Chamber Executives from around BC met on Tuesday in our bi-weekly Chamber Coffee Chat. Of course, the main topic of conversation was the announcement by the Premier around new restrictions and closures – restaurants and pubs being the most controversial and challenging for all communities. We determined that we needed to speak on behalf of the industry and the tens of thousands of workers impacted so suddenly and drastically by the province’s announcements providing about eight hours of notice of the 100% restriction on indoor dining.
The frustration of business owners and operators could be felt in one of our member’s voices as he described that Monday morning he had placed an order for $11,000 for wine necessary to satisfy those dining out for Easter. The week previous he had place substantial orders for deliveries of fresh foods for later this week to hold him over the long weekend. I’m sure this story was repeated thousands of times by restauranteurs over the past couple of days. Unfortunately for most in BC, patios are not an alternative at this time of year. In Nanaimo, the Fire Department refused to permit propane powered heaters on any patio with a covering which would have been the only alternative during the winter months.

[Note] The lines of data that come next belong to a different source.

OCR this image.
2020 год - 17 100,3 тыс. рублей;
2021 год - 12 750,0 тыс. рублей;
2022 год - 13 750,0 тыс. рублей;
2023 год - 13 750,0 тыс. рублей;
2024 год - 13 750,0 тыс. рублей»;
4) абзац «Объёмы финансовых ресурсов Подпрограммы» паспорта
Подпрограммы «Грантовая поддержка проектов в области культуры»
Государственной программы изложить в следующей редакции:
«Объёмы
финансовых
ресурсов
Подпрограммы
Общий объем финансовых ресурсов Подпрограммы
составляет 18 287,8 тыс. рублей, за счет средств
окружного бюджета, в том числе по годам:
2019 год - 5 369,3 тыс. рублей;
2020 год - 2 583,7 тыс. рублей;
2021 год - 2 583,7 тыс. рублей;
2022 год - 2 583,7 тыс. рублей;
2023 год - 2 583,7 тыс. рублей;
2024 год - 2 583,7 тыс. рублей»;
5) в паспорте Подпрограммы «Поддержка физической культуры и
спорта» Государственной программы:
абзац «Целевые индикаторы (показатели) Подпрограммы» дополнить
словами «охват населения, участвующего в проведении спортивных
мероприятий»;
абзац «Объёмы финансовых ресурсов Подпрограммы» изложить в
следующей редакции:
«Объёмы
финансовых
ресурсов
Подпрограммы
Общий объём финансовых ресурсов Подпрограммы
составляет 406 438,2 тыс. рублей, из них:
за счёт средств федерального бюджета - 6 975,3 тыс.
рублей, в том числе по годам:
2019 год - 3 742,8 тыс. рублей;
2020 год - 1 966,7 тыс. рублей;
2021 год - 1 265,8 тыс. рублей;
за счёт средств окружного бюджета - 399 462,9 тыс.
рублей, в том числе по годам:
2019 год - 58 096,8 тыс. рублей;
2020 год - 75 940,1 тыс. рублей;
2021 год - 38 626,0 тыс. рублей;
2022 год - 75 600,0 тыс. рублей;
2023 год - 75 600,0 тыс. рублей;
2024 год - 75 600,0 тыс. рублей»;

The repeated and sudden nature of closures and restrictions that provide no notice for the industry to adjust staffing, provision procurement, and credit/cash flow arrangements. The industry is operating in very stressful times since allowed to re-open to reduced capacities late last spring. In our community, a number have closed their doors permanently. I’m sure Chambers across BC would say the same things about their communities.
We concluded through this discussion that three things should be considered going forward, and we hope you’ll share this with government to advocate for more consideration for the industry:
- Businesses impacted (restaurants and pubs) need to be provided with guidance on how to seek support and funding to ensure they don’t lose their businesses. There must be recognition of the sudden impact on an industry already struggling under difficult conditions. Perhaps a special fund separate and distinct from the existing BC Recovery Plan funding.
- There needs to be more transparency and clarity around the potential for changing conditions on businesses, industries and sectors that are in fragile or threatened territory already. Lack of communication around the decision-making process is resulting in mistrust in the process. We need more clarity, we need to know why, and we need to know how we can properly address the areas of concern for our region. (IE – is it in fact restaurants in all of BC where we are seeing the spike?)
- Many Chambers would encourage reconsideration of a strategic, territorial approach when considering industry-wide closures. On Vancouver Island, our case count is fortunately very low and the chances of anybody ‘region-hopping’ for the sake of a dinner out would be extremely unlikely. Similar situations exist in the North and the Kootenays among other regions.
With the number of people living paycheque to paycheque or tipjar to tipjar, this situation is close to overwhelming for local economies. We can only hope that three weeks really does end up being three weeks!